Current electronic devices employ more and more resources to implement multiple applications requiring a satisfactory level of security, such as payment applications for example.
To do this, sensitive applications and data are generally stored in masked form and they must be unmasked to be used.
Thus, the masked data must be unmasked prior to each time they are used, since to maintain their security they are not stored in plain form in the electronic device.
Additionally, in the case where the masked data represent instructions for implementing an application, the number of bits to be unmasked prior to the execution of this application in the electronic device is sometimes very large. Thus, the unmasking can be tedious in itself.
The expression “data in masked form” means that the data are not in plain form, in other words that they are concealed or hidden, i.e. unusable in their present state.
Conversely, the expression “unmasked data” means that the data are in plain form and that they can be executed, processed or used in their present state.
These unmasked data are vulnerable to a spying device for example, which is why they are generally not stored in this form in electronic devices.
Generally, data can be masked using a cryptographic algorithm defining an algorithm for ciphering these data. Correspondingly, masked data can be unmasked using a cryptographic algorithm defining an algorithm for deciphering these masked data.

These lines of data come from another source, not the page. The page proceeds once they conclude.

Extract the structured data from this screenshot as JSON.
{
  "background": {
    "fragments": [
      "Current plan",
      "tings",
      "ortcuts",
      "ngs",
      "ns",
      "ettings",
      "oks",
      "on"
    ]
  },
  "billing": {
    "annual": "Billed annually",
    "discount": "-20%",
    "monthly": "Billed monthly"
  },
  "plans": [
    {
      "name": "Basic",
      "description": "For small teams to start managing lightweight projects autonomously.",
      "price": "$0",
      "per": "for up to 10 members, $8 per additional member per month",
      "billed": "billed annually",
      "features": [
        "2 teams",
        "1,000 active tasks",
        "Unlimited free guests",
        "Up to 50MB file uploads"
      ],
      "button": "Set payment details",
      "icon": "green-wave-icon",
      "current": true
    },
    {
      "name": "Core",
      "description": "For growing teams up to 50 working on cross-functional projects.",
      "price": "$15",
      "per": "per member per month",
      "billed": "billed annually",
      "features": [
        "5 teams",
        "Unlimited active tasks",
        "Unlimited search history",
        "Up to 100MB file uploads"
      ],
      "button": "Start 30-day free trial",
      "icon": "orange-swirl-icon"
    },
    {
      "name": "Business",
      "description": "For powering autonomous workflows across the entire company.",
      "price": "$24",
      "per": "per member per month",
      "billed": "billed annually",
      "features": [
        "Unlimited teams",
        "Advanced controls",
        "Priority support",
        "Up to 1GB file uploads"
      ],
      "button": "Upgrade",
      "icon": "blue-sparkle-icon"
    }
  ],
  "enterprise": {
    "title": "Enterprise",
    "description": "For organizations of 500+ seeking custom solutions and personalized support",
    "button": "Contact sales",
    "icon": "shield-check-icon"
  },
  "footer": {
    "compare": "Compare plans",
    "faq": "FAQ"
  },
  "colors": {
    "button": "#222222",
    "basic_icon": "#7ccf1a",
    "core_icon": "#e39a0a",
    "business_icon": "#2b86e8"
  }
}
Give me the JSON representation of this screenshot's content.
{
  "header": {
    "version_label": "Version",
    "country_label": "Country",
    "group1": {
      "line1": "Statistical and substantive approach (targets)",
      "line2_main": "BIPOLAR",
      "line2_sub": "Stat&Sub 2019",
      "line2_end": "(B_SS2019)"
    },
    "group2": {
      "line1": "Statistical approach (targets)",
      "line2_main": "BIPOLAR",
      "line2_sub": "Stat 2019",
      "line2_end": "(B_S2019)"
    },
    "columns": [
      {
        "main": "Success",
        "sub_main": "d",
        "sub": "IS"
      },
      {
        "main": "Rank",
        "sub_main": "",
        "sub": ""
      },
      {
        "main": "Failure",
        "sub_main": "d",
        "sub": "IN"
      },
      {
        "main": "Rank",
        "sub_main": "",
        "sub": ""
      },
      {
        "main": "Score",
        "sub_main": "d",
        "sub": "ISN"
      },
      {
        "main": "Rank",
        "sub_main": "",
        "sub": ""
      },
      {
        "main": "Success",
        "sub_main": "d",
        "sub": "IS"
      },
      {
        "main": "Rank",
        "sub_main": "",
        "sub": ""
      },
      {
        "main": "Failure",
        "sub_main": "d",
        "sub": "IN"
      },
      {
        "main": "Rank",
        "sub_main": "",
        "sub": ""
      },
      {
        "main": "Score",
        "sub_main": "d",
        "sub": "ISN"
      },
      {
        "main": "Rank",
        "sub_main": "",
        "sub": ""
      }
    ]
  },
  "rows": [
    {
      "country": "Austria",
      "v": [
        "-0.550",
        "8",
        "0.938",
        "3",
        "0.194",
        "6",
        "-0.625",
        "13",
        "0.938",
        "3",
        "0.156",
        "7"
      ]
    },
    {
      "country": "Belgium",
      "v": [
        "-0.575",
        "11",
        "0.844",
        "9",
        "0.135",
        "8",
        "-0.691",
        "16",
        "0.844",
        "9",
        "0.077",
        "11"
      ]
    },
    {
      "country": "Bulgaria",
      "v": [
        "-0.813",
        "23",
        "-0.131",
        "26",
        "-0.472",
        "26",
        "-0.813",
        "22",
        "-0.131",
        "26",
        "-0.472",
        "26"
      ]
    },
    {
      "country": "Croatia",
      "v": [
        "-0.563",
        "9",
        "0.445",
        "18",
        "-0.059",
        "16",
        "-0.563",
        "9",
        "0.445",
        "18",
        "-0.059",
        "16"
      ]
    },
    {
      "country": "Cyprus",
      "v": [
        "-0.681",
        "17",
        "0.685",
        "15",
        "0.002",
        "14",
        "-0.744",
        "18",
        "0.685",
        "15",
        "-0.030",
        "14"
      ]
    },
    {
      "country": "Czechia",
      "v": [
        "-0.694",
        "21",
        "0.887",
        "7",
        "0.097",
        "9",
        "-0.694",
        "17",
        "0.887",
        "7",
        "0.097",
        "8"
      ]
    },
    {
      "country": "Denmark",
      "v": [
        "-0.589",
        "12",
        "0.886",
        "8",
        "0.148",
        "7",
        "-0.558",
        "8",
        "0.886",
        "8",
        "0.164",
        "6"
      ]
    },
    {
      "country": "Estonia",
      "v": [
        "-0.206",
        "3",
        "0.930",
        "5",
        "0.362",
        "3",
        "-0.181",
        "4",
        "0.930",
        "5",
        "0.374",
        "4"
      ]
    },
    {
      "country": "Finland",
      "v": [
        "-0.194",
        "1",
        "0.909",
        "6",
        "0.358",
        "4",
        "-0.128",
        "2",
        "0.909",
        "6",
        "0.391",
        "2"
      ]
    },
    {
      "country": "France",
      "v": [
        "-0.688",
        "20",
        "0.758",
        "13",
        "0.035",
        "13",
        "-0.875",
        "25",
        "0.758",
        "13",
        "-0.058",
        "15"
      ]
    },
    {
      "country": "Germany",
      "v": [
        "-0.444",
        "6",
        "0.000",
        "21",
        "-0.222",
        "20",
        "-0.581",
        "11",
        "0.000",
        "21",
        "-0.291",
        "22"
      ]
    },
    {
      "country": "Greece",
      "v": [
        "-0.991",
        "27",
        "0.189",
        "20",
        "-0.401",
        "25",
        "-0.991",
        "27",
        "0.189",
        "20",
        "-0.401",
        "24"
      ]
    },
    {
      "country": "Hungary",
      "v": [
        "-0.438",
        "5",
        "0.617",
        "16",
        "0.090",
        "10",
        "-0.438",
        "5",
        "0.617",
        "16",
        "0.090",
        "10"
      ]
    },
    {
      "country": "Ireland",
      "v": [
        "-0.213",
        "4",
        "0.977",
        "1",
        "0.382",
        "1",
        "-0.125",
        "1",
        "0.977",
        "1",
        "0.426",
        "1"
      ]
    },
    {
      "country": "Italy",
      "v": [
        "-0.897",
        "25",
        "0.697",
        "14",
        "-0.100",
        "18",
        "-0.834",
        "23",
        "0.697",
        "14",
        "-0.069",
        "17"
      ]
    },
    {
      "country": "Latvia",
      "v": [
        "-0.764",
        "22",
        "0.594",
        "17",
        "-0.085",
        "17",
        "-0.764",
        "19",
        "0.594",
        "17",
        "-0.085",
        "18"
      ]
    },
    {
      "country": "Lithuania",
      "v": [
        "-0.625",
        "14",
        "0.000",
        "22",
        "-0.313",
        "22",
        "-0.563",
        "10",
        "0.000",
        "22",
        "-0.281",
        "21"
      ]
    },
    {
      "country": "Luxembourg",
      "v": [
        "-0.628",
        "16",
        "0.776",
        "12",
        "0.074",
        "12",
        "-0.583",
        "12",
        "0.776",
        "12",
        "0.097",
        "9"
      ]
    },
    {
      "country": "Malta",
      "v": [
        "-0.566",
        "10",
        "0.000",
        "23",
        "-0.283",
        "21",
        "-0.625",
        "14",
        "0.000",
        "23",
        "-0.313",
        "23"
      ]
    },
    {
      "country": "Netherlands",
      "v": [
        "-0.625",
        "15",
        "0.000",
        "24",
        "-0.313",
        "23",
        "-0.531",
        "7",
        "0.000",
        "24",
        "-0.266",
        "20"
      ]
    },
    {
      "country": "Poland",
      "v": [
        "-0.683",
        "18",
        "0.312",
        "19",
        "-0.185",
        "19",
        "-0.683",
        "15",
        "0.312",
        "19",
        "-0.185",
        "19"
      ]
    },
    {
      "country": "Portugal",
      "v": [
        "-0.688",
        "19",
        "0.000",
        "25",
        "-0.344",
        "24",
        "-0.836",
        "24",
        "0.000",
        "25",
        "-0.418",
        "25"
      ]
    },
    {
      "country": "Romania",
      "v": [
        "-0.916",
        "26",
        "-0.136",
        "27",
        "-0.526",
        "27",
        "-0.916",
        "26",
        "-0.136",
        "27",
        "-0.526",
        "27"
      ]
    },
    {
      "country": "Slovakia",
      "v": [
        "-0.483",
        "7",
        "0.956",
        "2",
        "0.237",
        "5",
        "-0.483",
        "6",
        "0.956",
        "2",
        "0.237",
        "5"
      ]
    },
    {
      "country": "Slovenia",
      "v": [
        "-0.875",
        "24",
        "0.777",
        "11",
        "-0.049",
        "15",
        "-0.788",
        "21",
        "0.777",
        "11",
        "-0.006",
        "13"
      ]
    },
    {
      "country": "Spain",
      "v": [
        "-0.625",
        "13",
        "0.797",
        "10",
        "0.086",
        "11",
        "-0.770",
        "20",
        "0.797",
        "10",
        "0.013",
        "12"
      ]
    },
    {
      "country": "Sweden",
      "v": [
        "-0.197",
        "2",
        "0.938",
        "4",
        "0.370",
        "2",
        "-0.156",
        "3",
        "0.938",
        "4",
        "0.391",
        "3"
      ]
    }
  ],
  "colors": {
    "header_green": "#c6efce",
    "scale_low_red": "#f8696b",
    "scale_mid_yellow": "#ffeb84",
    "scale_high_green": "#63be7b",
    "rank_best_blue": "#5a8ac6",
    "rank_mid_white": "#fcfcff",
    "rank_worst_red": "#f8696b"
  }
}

Thus, such ciphering and deciphering algorithms are generally designed so as to be used jointly, typically to mask and unmask data, within one and the same cryptographic algorithm.
In particular, standard cryptographic algorithms exist that define the respective roles of the ciphering and deciphering algorithms. Among the standard cryptographic algorithms currently used in electronic devices, block cipher algorithms are particularly well known, such as for example the AES (Advanced Encryption Standard) defined in the ISO/IEC 18033-3 standard, section 5.2.

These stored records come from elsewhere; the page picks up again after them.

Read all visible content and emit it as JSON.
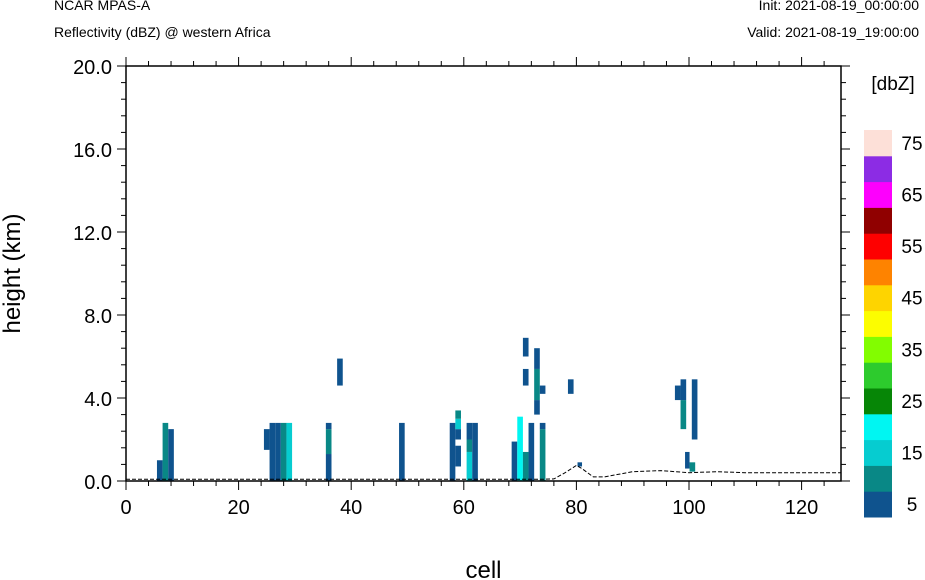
{
  "header": {
    "model": "NCAR MPAS-A",
    "field": "Reflectivity (dBZ) @ western Africa",
    "init": "Init: 2021-08-19_00:00:00",
    "valid": "Valid: 2021-08-19_19:00:00"
  },
  "chart_data": {
    "type": "heatmap",
    "xlabel": "cell",
    "ylabel": "height (km)",
    "xlim": [
      0,
      127
    ],
    "ylim": [
      0,
      20
    ],
    "x_ticks": [
      0,
      20,
      40,
      60,
      80,
      100,
      120
    ],
    "x_tick_labels": [
      "0",
      "20",
      "40",
      "60",
      "80",
      "100",
      "120"
    ],
    "y_ticks": [
      0,
      4,
      8,
      12,
      16,
      20
    ],
    "y_tick_labels": [
      "0.0",
      "4.0",
      "8.0",
      "12.0",
      "16.0",
      "20.0"
    ],
    "colorbar": {
      "unit": "[dbZ]",
      "levels": [
        5,
        10,
        15,
        20,
        25,
        30,
        35,
        40,
        45,
        50,
        55,
        60,
        65,
        70,
        75
      ],
      "labels": [
        "5",
        "15",
        "25",
        "35",
        "45",
        "55",
        "65",
        "75"
      ],
      "colors": [
        "#0f538e",
        "#098886",
        "#06ccd0",
        "#00f6f2",
        "#068606",
        "#2dcb2d",
        "#82fd00",
        "#fcfd00",
        "#fed400",
        "#fe8300",
        "#fe0000",
        "#900000",
        "#fd00fd",
        "#8c2ce4",
        "#fde0d8"
      ]
    },
    "cells": [
      {
        "x": 5.5,
        "w": 1,
        "y0": 0.0,
        "y1": 1.0,
        "dbz": 5
      },
      {
        "x": 6.5,
        "w": 1,
        "y0": 0.0,
        "y1": 2.8,
        "dbz": 10
      },
      {
        "x": 7.5,
        "w": 1,
        "y0": 0.0,
        "y1": 2.5,
        "dbz": 5
      },
      {
        "x": 24.5,
        "w": 1,
        "y0": 1.5,
        "y1": 2.5,
        "dbz": 5
      },
      {
        "x": 25.5,
        "w": 1,
        "y0": 0.0,
        "y1": 2.8,
        "dbz": 5
      },
      {
        "x": 26.5,
        "w": 1,
        "y0": 0.0,
        "y1": 2.8,
        "dbz": 5
      },
      {
        "x": 27.5,
        "w": 1,
        "y0": 0.0,
        "y1": 2.8,
        "dbz": 10
      },
      {
        "x": 28.5,
        "w": 1,
        "y0": 0.0,
        "y1": 2.8,
        "dbz": 15
      },
      {
        "x": 35.5,
        "w": 1,
        "y0": 0.0,
        "y1": 1.3,
        "dbz": 5
      },
      {
        "x": 35.5,
        "w": 1,
        "y0": 1.3,
        "y1": 2.5,
        "dbz": 10
      },
      {
        "x": 35.5,
        "w": 1,
        "y0": 2.5,
        "y1": 2.8,
        "dbz": 5
      },
      {
        "x": 37.5,
        "w": 1,
        "y0": 4.6,
        "y1": 5.9,
        "dbz": 5
      },
      {
        "x": 48.5,
        "w": 1,
        "y0": 0.0,
        "y1": 2.8,
        "dbz": 5
      },
      {
        "x": 57.5,
        "w": 1,
        "y0": 0.0,
        "y1": 2.8,
        "dbz": 5
      },
      {
        "x": 58.5,
        "w": 1,
        "y0": 0.7,
        "y1": 1.7,
        "dbz": 5
      },
      {
        "x": 58.5,
        "w": 1,
        "y0": 2.0,
        "y1": 2.5,
        "dbz": 5
      },
      {
        "x": 58.5,
        "w": 1,
        "y0": 2.5,
        "y1": 3.0,
        "dbz": 15
      },
      {
        "x": 58.5,
        "w": 1,
        "y0": 3.0,
        "y1": 3.4,
        "dbz": 10
      },
      {
        "x": 60.5,
        "w": 1,
        "y0": 0.0,
        "y1": 1.4,
        "dbz": 15
      },
      {
        "x": 60.5,
        "w": 1,
        "y0": 1.4,
        "y1": 2.0,
        "dbz": 10
      },
      {
        "x": 60.5,
        "w": 1,
        "y0": 2.0,
        "y1": 2.8,
        "dbz": 5
      },
      {
        "x": 61.5,
        "w": 1,
        "y0": 0.0,
        "y1": 2.8,
        "dbz": 5
      },
      {
        "x": 68.5,
        "w": 1,
        "y0": 0.0,
        "y1": 1.9,
        "dbz": 5
      },
      {
        "x": 69.5,
        "w": 1,
        "y0": 0.0,
        "y1": 3.1,
        "dbz": 20
      },
      {
        "x": 70.5,
        "w": 1,
        "y0": 0.0,
        "y1": 1.4,
        "dbz": 10
      },
      {
        "x": 70.5,
        "w": 1,
        "y0": 4.6,
        "y1": 5.4,
        "dbz": 5
      },
      {
        "x": 70.5,
        "w": 1,
        "y0": 6.0,
        "y1": 6.9,
        "dbz": 5
      },
      {
        "x": 71.5,
        "w": 1,
        "y0": 0.0,
        "y1": 2.8,
        "dbz": 5
      },
      {
        "x": 72.5,
        "w": 1,
        "y0": 3.2,
        "y1": 3.9,
        "dbz": 5
      },
      {
        "x": 72.5,
        "w": 1,
        "y0": 3.9,
        "y1": 5.4,
        "dbz": 10
      },
      {
        "x": 72.5,
        "w": 1,
        "y0": 5.4,
        "y1": 6.4,
        "dbz": 5
      },
      {
        "x": 73.5,
        "w": 1,
        "y0": 0.0,
        "y1": 2.5,
        "dbz": 10
      },
      {
        "x": 73.5,
        "w": 1,
        "y0": 2.5,
        "y1": 2.8,
        "dbz": 5
      },
      {
        "x": 73.5,
        "w": 1,
        "y0": 4.2,
        "y1": 4.6,
        "dbz": 5
      },
      {
        "x": 78.5,
        "w": 1,
        "y0": 4.2,
        "y1": 4.9,
        "dbz": 5
      },
      {
        "x": 80.2,
        "w": 0.8,
        "y0": 0.7,
        "y1": 0.9,
        "dbz": 5
      },
      {
        "x": 97.5,
        "w": 1,
        "y0": 3.9,
        "y1": 4.6,
        "dbz": 5
      },
      {
        "x": 98.5,
        "w": 1,
        "y0": 2.5,
        "y1": 3.9,
        "dbz": 10
      },
      {
        "x": 98.5,
        "w": 1,
        "y0": 3.9,
        "y1": 4.9,
        "dbz": 5
      },
      {
        "x": 99.3,
        "w": 0.8,
        "y0": 0.6,
        "y1": 1.4,
        "dbz": 5
      },
      {
        "x": 100.1,
        "w": 1,
        "y0": 0.45,
        "y1": 0.9,
        "dbz": 10
      },
      {
        "x": 100.5,
        "w": 1,
        "y0": 2.0,
        "y1": 4.9,
        "dbz": 5
      }
    ],
    "terrain": {
      "x": [
        0,
        5,
        10,
        20,
        30,
        40,
        50,
        60,
        70,
        74,
        76,
        78,
        80,
        81,
        83,
        85,
        87,
        90,
        95,
        100,
        105,
        110,
        115,
        120,
        127
      ],
      "y": [
        0.08,
        0.08,
        0.08,
        0.08,
        0.08,
        0.08,
        0.08,
        0.08,
        0.08,
        0.08,
        0.1,
        0.4,
        0.75,
        0.6,
        0.2,
        0.2,
        0.3,
        0.45,
        0.5,
        0.4,
        0.45,
        0.4,
        0.4,
        0.4,
        0.4
      ]
    }
  }
}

Although it is a symmetric algorithm (the deciphering consists in inverting the ciphering operations), the AES exhibits the peculiarity of using resources asymmetrically in the course of the ciphering and deciphering. Specifically, the ciphering takes less computing time than the deciphering.
In the context of electronic devices with limited memory, such as smart cards, the difference in performance between the ciphering and deciphering of data can be up to 30%.
The computing time due to these security operations is therefore considerable, particularly when the number of bits of the data to be unmasked is very large (e.g. an application) or else when the data are unmasked each time they are used.